Sunday, January 29, 2006
now the snow has covered everything.
"Então pois lembro! Andava toda a gente muito admirada, os que não eram da neve. Eu não, eu já conhecia o que aquilo era. É que eu sou da terra da neve, sabe, eu nasci em Pinhel e estava habituado a andar descalço na neve e tudo. Mas aqui em Lisboa andava toda a gente na rua, muito admir..." O ruído aumenta, perde-se o sinal e a história do senhor que se lembrava de ter nevado em Lisboa há 52 anos atrás. Nunca foi fácil apanhar rádio na zona de Rio Maior. Acelero um bocado para me aproximar do carro da frente, enquanto procuro uma outra estação. O carro derrapa um bocado, depois equilibra-se, continua agora em frente. Acende-se uma luz no painel de instrumentos, é a estrada que está cheia de gelo. Um flash no espelho distrai-me, acabei de ser fotografado. Não é por excesso de velocidade, de certeza. Circulamos a vinte quilómetros por hora, todos. Uma longa fila que se estende pela antiga "estrada nacional", hoje IC2. A auto-estrada do Norte cortada, a do Atlântico também, aquele é o único caminho para Lisboa, não há fuga possível. Outro flash. No carro atrás de mim tiram-se fotografias. À estrada, à neve, às vinhas cobertas de branco, às mesmas árvores que no Verão ardiam e que agora ficam escondidas, até às casas dispersas à beira da estrada, lado a lado com sucatas e lixeiras várias. Tudo ocultado pela neve. Somos todos turistas num país nórdico estranhamente familiar, hoje. Regressa o sinal da TSF. "Vamos agora falar com este outro senhor... como foi, antigamente, lembra-se?" Perfeitamente, irei eu responder um dia. Foi em Janeiro, demorei quase três horas a chegar a Lisboa. Pelo caminho pensei numa casa de praia que sempre me fascinou desde pequeno, construída ali na marginal da Praia do Pedrogão. Um telhado enorme, com telhas muito escuras, parecia um V virado ao contrário, uma chaminé a deixar adivinhar uma lareira gigantesca. Uma casa arrancada dos Alpes e colocada ali, no meio das outras, para ser troçada e olhada de lado desde que me lembro de lá ir. "Para que serve aquilo ali? Até parece que neva na praia!". Nevou hoje. Devia lá ter ido, era a única fotografia que queria realmente ter tirado. Quase que aposto que a lareira esteve orgulhosamente acesa, o telhado inclinado coberto de neve, finalmente a cumprir o seu fim. A persistência é sempre recompensada, um dia...

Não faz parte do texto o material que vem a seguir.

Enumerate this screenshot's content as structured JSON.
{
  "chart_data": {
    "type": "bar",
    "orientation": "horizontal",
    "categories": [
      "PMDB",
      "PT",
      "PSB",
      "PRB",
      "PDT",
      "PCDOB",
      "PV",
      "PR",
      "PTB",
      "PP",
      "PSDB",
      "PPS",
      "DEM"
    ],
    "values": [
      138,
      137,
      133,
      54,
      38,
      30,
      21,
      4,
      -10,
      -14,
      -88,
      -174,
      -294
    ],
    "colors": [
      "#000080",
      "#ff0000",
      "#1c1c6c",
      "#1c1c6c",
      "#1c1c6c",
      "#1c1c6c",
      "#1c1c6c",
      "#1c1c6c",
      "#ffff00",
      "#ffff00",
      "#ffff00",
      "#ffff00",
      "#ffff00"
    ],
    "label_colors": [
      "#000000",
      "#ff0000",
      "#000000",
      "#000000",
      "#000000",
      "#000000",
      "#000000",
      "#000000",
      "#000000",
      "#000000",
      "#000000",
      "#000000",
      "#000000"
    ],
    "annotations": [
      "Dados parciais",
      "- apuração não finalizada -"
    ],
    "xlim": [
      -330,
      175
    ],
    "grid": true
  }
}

Saturday, January 21, 2006
And now - an unsuccessful insurance company call
"- Estou?
- Boa tarde. Sr. José Rino? Daqui fala (...) da sua Companhia de Seguros. Gostava de saber se era possível encontrar-me consigo para esclarecer alguns pormenores do acidente em que esteve envolvido...
- Hoje vai ser complicado, é melhor combinar para a semana...
- São só cinco minutos, posso encontrar-me consigo em qualquer lugar, não há problema.
- Não, isso iria ser complicado. Mas posso combinar consigo na segunda-feira, se quiser.
- Não há problema, não há problema! Diga-me onde está, eu vou ter consigo a qualquer lado!
- Bom, está bem. Agora estou em South Kensington, mas daqui a meia hora devo andar por Picadilly Circus...
- (...)
- Segunda-feira?
- Sim, é melhor segunda-feira..."
- Boa tarde. Sr. José Rino? Daqui fala (...) da sua Companhia de Seguros. Gostava de saber se era possível encontrar-me consigo para esclarecer alguns pormenores do acidente em que esteve envolvido...
- Hoje vai ser complicado, é melhor combinar para a semana...
- São só cinco minutos, posso encontrar-me consigo em qualquer lugar, não há problema.
- Não, isso iria ser complicado. Mas posso combinar consigo na segunda-feira, se quiser.
- Não há problema, não há problema! Diga-me onde está, eu vou ter consigo a qualquer lado!
- Bom, está bem. Agora estou em South Kensington, mas daqui a meia hora devo andar por Picadilly Circus...
- (...)
- Segunda-feira?
- Sim, é melhor segunda-feira..."
Friday, January 20, 2006
And now for something completely different...
"A rescue operation was under way this evening to save a wounded whale in the Thames. The 18ft creature sparked excitement after it was sighted swimming past the Houses of Parliament, send spouts of water 20ft into the air. Hundreds of people lined the river on each side to catch a glimpse. (...) It is the first time this type of whale has been seen in the Thames since records began in 1913. Bagy Tokhtokh, 35, who runs a stall selling souvenirs, said: "It's the first time I've ever seen a whale. I'm from Mongolia and they're not very common there."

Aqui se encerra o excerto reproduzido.